I am about to start making cabinets. I know how big a problem I can create by not building things square. I also know that sides of cabinets neeed to be parallel.
Festool makes an Angle Unit that will even attach to my fences. It costs $65 and I have no idea how accurate it is for how long. I have a better fence on order with Bob which may be very accurate but I am betting it will have to be calibrated on occasion.
I know my Festool table and Angle Guide can be made very accurate. However, I am aware that there is some wobble in many fences, even between the time the angle is set on the gauge and things get locked down. A popular solution seems to be making a jig out of some stable material (like MDF or several pieces of carefully finished glued up wood) that can be used to lock things in square. But then, how do I make sure that my jig is square, when the reason I am building it is, I may not have a dead on way to assure something is square.
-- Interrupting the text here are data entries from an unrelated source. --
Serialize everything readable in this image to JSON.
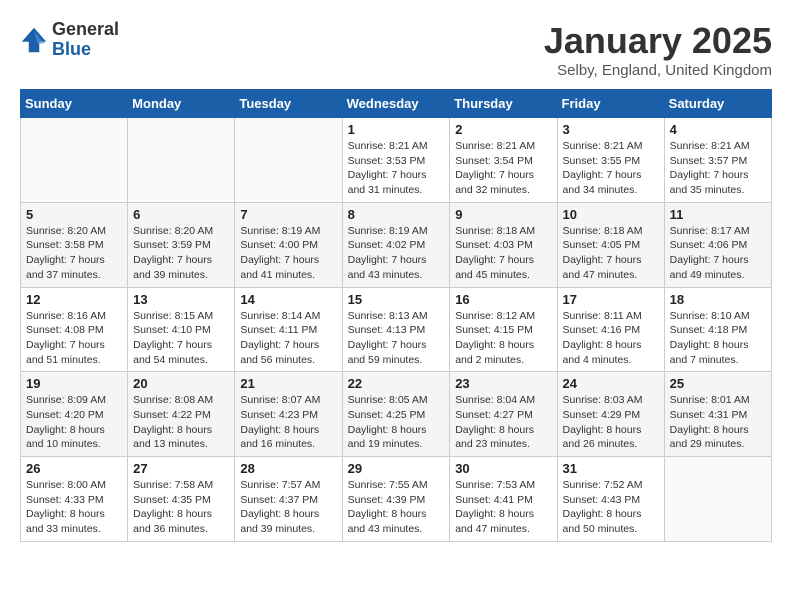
{
  "logo": {
    "general": "General",
    "blue": "Blue"
  },
  "title": "January 2025",
  "subtitle": "Selby, England, United Kingdom",
  "weekdays": [
    "Sunday",
    "Monday",
    "Tuesday",
    "Wednesday",
    "Thursday",
    "Friday",
    "Saturday"
  ],
  "weeks": [
    [
      {
        "day": "",
        "sunrise": "",
        "sunset": "",
        "daylight": ""
      },
      {
        "day": "",
        "sunrise": "",
        "sunset": "",
        "daylight": ""
      },
      {
        "day": "",
        "sunrise": "",
        "sunset": "",
        "daylight": ""
      },
      {
        "day": "1",
        "sunrise": "Sunrise: 8:21 AM",
        "sunset": "Sunset: 3:53 PM",
        "daylight": "Daylight: 7 hours and 31 minutes."
      },
      {
        "day": "2",
        "sunrise": "Sunrise: 8:21 AM",
        "sunset": "Sunset: 3:54 PM",
        "daylight": "Daylight: 7 hours and 32 minutes."
      },
      {
        "day": "3",
        "sunrise": "Sunrise: 8:21 AM",
        "sunset": "Sunset: 3:55 PM",
        "daylight": "Daylight: 7 hours and 34 minutes."
      },
      {
        "day": "4",
        "sunrise": "Sunrise: 8:21 AM",
        "sunset": "Sunset: 3:57 PM",
        "daylight": "Daylight: 7 hours and 35 minutes."
      }
    ],
    [
      {
        "day": "5",
        "sunrise": "Sunrise: 8:20 AM",
        "sunset": "Sunset: 3:58 PM",
        "daylight": "Daylight: 7 hours and 37 minutes."
      },
      {
        "day": "6",
        "sunrise": "Sunrise: 8:20 AM",
        "sunset": "Sunset: 3:59 PM",
        "daylight": "Daylight: 7 hours and 39 minutes."
      },
      {
        "day": "7",
        "sunrise": "Sunrise: 8:19 AM",
        "sunset": "Sunset: 4:00 PM",
        "daylight": "Daylight: 7 hours and 41 minutes."
      },
      {
        "day": "8",
        "sunrise": "Sunrise: 8:19 AM",
        "sunset": "Sunset: 4:02 PM",
        "daylight": "Daylight: 7 hours and 43 minutes."
      },
      {
        "day": "9",
        "sunrise": "Sunrise: 8:18 AM",
        "sunset": "Sunset: 4:03 PM",
        "daylight": "Daylight: 7 hours and 45 minutes."
      },
      {
        "day": "10",
        "sunrise": "Sunrise: 8:18 AM",
        "sunset": "Sunset: 4:05 PM",
        "daylight": "Daylight: 7 hours and 47 minutes."
      },
      {
        "day": "11",
        "sunrise": "Sunrise: 8:17 AM",
        "sunset": "Sunset: 4:06 PM",
        "daylight": "Daylight: 7 hours and 49 minutes."
      }
    ],
    [
      {
        "day": "12",
        "sunrise": "Sunrise: 8:16 AM",
        "sunset": "Sunset: 4:08 PM",
        "daylight": "Daylight: 7 hours and 51 minutes."
      },
      {
        "day": "13",
        "sunrise": "Sunrise: 8:15 AM",
        "sunset": "Sunset: 4:10 PM",
        "daylight": "Daylight: 7 hours and 54 minutes."
      },
      {
        "day": "14",
        "sunrise": "Sunrise: 8:14 AM",
        "sunset": "Sunset: 4:11 PM",
        "daylight": "Daylight: 7 hours and 56 minutes."
      },
      {
        "day": "15",
        "sunrise": "Sunrise: 8:13 AM",
        "sunset": "Sunset: 4:13 PM",
        "daylight": "Daylight: 7 hours and 59 minutes."
      },
      {
        "day": "16",
        "sunrise": "Sunrise: 8:12 AM",
        "sunset": "Sunset: 4:15 PM",
        "daylight": "Daylight: 8 hours and 2 minutes."
      },
      {
        "day": "17",
        "sunrise": "Sunrise: 8:11 AM",
        "sunset": "Sunset: 4:16 PM",
        "daylight": "Daylight: 8 hours and 4 minutes."
      },
      {
        "day": "18",
        "sunrise": "Sunrise: 8:10 AM",
        "sunset": "Sunset: 4:18 PM",
        "daylight": "Daylight: 8 hours and 7 minutes."
      }
    ],
    [
      {
        "day": "19",
        "sunrise": "Sunrise: 8:09 AM",
        "sunset": "Sunset: 4:20 PM",
        "daylight": "Daylight: 8 hours and 10 minutes."
      },
      {
        "day": "20",
        "sunrise": "Sunrise: 8:08 AM",
        "sunset": "Sunset: 4:22 PM",
        "daylight": "Daylight: 8 hours and 13 minutes."
      },
      {
        "day": "21",
        "sunrise": "Sunrise: 8:07 AM",
        "sunset": "Sunset: 4:23 PM",
        "daylight": "Daylight: 8 hours and 16 minutes."
      },
      {
        "day": "22",
        "sunrise": "Sunrise: 8:05 AM",
        "sunset": "Sunset: 4:25 PM",
        "daylight": "Daylight: 8 hours and 19 minutes."
      },
      {
        "day": "23",
        "sunrise": "Sunrise: 8:04 AM",
        "sunset": "Sunset: 4:27 PM",
        "daylight": "Daylight: 8 hours and 23 minutes."
      },
      {
        "day": "24",
        "sunrise": "Sunrise: 8:03 AM",
        "sunset": "Sunset: 4:29 PM",
        "daylight": "Daylight: 8 hours and 26 minutes."
      },
      {
        "day": "25",
        "sunrise": "Sunrise: 8:01 AM",
        "sunset": "Sunset: 4:31 PM",
        "daylight": "Daylight: 8 hours and 29 minutes."
      }
    ],
    [
      {
        "day": "26",
        "sunrise": "Sunrise: 8:00 AM",
        "sunset": "Sunset: 4:33 PM",
        "daylight": "Daylight: 8 hours and 33 minutes."
      },
      {
        "day": "27",
        "sunrise": "Sunrise: 7:58 AM",
        "sunset": "Sunset: 4:35 PM",
        "daylight": "Daylight: 8 hours and 36 minutes."
      },
      {
        "day": "28",
        "sunrise": "Sunrise: 7:57 AM",
        "sunset": "Sunset: 4:37 PM",
        "daylight": "Daylight: 8 hours and 39 minutes."
      },
      {
        "day": "29",
        "sunrise": "Sunrise: 7:55 AM",
        "sunset": "Sunset: 4:39 PM",
        "daylight": "Daylight: 8 hours and 43 minutes."
      },
      {
        "day": "30",
        "sunrise": "Sunrise: 7:53 AM",
        "sunset": "Sunset: 4:41 PM",
        "daylight": "Daylight: 8 hours and 47 minutes."
      },
      {
        "day": "31",
        "sunrise": "Sunrise: 7:52 AM",
        "sunset": "Sunset: 4:43 PM",
        "daylight": "Daylight: 8 hours and 50 minutes."
      },
      {
        "day": "",
        "sunrise": "",
        "sunset": "",
        "daylight": ""
      }
    ]
  ]
}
I have a sliding square, which sems to wable. I have multiple metal builders squares, but I doubt those things are all that accurate. I have an old 6" Engineer's square which should be very accurate but is to short and the blade is to thin to line up on.
Maybe I just need a larger enginer's square but it will only check for square. I wonder about other angles. Can I assume that once I calibrate a fence gauge for square that the rest of the settings on those little dials will be dead on?
How much help would a Machinist's Protractor or Starret's Digital solution be? Am I just looking at this problem from to many angles?